Quote:
But have you been to Valparaiso?
Yes Sir, I even went to visit Neruda's house there.
Chile seeking answers in death of poet
http://au.news.yahoo.com/thewest/a/-/wo ... -poet-ner/
The body of Nobel laureate Pablo Neruda is being exhumed in an effort to clear up four decades of suspicion about how he died in the days after Chile's military coup.
A team of investigators is to begin digging on Sunday at Isla Negra, a rocky outcrop on the Pacific Coast where Neruda lived.
But forensic experts say there's little hope the exhumation will answer the question of whether one of the great poets of the 20th century died of natural causes as was recorded, or if he was poisoned by the military dictatorship as his driver and some others believe.
Judge Mario Carroza has approved a request by Chile's Communist Party for the disinterment but not the use of independent experts.
Neruda, who won the Nobel prize for literature in 1971, was best known for his verses of romantic eroticism, especially the collection Twenty Love Poems and a Song of Despair.

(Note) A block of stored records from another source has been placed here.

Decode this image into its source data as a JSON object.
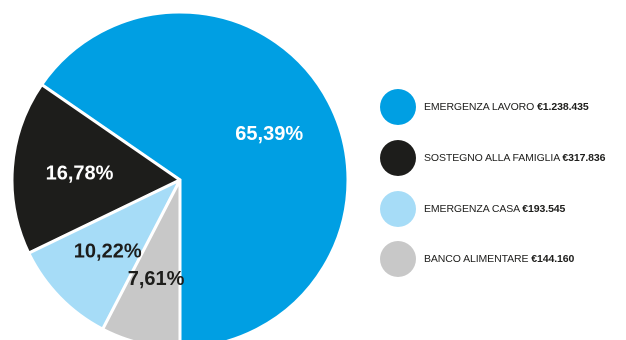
{
  "chart_data": {
    "type": "pie",
    "slices": [
      {
        "label": "EMERGENZA LAVORO",
        "amount": "€1.238.435",
        "value": 65.39,
        "value_label": "65,39%",
        "color": "#009fe3",
        "label_color": "#ffffff"
      },
      {
        "label": "SOSTEGNO ALLA FAMIGLIA",
        "amount": "€317.836",
        "value": 16.78,
        "value_label": "16,78%",
        "color": "#1d1d1b",
        "label_color": "#ffffff"
      },
      {
        "label": "EMERGENZA CASA",
        "amount": "€193.545",
        "value": 10.22,
        "value_label": "10,22%",
        "color": "#a6dcf7",
        "label_color": "#1d1d1b"
      },
      {
        "label": "BANCO ALIMENTARE",
        "amount": "€144.160",
        "value": 7.61,
        "value_label": "7,61%",
        "color": "#c8c8c8",
        "label_color": "#1d1d1b"
      }
    ],
    "legend_position": "right",
    "start_direction": "bottom",
    "order": "counterclockwise",
    "slice_border_color": "#ffffff"
  }
}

He was also a leftist politician and diplomat and close friend of socialist President Santiago Allende, who committed suicide rather than surrender to troops during the September 11, 1973, coup led by General Augusto Pinochet.
Neruda, 69 and suffering from prostate cancer, was said to be traumatised by the coup and the persecution and killing of his friends.
He planned to go into exile, where he would have been an influential voice against the dictatorship but a day before he planned to leave, was taken by ambulance to the Santa Maria clinic, where he was being treated for cancer and other ailments.
Officially, Neruda died there on September 23 from natural causes.
However, suspicions the dictatorship had a hand in the death have lingered long.
Neruda's remains have been buried for years in soil that receives intense coastal humidity.
Once they are exhumed, investigators will then have to work with what experts say is outdated technology and equipment.
"No big or false hope should be made about the exhumation and the analysis of the remains of Neruda yielding a cause of death" said Dr Luis Ravanal, a forensic specialist.
Chile's legal medicine laboratory "lacks basic equipment for the analysis of toxics and drugs that even the most modest labs own," he said.
"Technically there's a big limitation; there is no sophisticated equipment to detect other substances, so they'll invariably have to seek other labs."
Ravanal also said Chile lacks expertise in analysing bone remains.
Chilean Communist Party lawyer Eduardo Contreras, who is overseeing the exhumation, said he was disappointed outside experts were not allowed.